From pv magazine Global
Magnesium is a promising alternative to lithium for cost-effective, high-capacity solid-state batteries, mainly due to its abundance, but the poor conductivity of magnesium ions (Mg2+) in solids at room temperatures has held back its practical application. Researchers at Tokyo University of Science (TUS) have addressed this decades-long roadblock by developing a novel Mg2+ conductor with a practically applicable superconductivity of 10-3 S cm-1.
Mg2+ has poor solid-state conductivity because divalent positive ions (2+) experience strong interactions with their neighbouring negative ions in a solid crystal, impeding their migration through the material. To address this, the researchers have exploited a class of materials called metal-organic frameworks (MOFs).
“MOFs have highly porous crystal structures, which provide the space for efficient migration of the included ions. Here, we additionally introduced a “guest molecule,” acetonitrile, into the pores of the MOF, which succeeded in strongly accelerating the conductivity of Mg2+,” said Masaaki Sadakiyo, the TUS junior associate professor who led the study.

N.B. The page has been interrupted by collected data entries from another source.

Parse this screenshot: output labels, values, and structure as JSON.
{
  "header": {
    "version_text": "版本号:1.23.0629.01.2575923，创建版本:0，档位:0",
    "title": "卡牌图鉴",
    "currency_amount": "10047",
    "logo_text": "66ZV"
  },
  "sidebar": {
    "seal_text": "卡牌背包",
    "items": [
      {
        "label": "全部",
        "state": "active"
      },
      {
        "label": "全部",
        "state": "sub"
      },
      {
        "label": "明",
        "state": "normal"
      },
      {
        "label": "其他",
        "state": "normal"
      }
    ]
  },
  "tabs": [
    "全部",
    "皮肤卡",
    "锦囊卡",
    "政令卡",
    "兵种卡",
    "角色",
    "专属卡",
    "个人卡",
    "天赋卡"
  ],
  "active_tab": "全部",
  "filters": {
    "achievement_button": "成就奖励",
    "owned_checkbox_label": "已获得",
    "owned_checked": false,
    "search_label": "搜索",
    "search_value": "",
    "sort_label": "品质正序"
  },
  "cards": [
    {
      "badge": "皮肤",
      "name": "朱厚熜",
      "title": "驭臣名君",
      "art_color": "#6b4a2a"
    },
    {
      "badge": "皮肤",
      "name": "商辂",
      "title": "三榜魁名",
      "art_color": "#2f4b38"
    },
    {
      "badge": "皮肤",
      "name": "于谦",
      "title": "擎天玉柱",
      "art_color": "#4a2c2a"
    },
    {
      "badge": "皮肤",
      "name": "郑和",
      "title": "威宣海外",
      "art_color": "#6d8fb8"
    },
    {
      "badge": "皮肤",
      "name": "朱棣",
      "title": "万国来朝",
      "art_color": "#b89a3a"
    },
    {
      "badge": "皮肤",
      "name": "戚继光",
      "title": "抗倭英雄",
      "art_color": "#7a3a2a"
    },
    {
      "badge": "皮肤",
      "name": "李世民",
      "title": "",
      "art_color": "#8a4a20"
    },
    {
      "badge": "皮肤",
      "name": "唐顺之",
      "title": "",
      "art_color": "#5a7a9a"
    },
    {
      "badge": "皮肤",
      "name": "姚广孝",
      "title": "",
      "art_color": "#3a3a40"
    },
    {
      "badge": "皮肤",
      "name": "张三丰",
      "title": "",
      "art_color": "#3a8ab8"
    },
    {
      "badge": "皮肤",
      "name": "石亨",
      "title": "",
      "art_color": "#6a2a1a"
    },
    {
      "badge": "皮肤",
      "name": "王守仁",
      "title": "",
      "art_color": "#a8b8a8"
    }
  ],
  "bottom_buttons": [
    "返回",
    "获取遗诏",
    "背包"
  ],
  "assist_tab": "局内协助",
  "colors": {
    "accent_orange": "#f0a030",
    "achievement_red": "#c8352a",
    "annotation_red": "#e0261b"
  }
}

The team used a MOF known as MIL-101 as the main framework and then encapsulated Mg2+ ions in its nanopores. In the resultant electrolyte, Mg2+ ions were loosely packed and could easily migrate. To further enhance ion conductivity, the research team exposed the electrolyte to acetonitrile vapours, which were adsorbed by the MOF as guest molecules.
The team then subjected the prepared samples to an alternating current (AC) impedance test to measure ionic conductivity. They found that the Mg2+ electrolyte exhibited a superionic conductivity of 1.9 × 10−3 S cm−1. The researchers believe this to be “the highest ever reported conductivity for a crystalline solid containing Mg2+.”
To understand the mechanism behind this high conductivity, the researchers carried out infrared spectroscopic and adsorption isotherm measurements on the electrolyte. The tests revealed that the acetonitrile molecules adsorbed in the framework allowed for the efficient migration of the Mg2+ ions through the body of the solid electrolyte.
These findings, published in the Journal of the American Chemical Society, reveal the novel MOF-based Mg2+ conductor as a suitable material for battery applications. But they also provide critical insights into the development of solid-state batteries, which continue to attract interest and big investment from the automotive and energy storage industries.
“For a long time, people have believed that divalent or higher valency ions cannot be efficiently transferred through a solid. In this study, we have demonstrated that if the crystal structure and surrounding environment are well-designed, then a solid-state high-conductivity conductor is well within research,” explained Sadakiyo.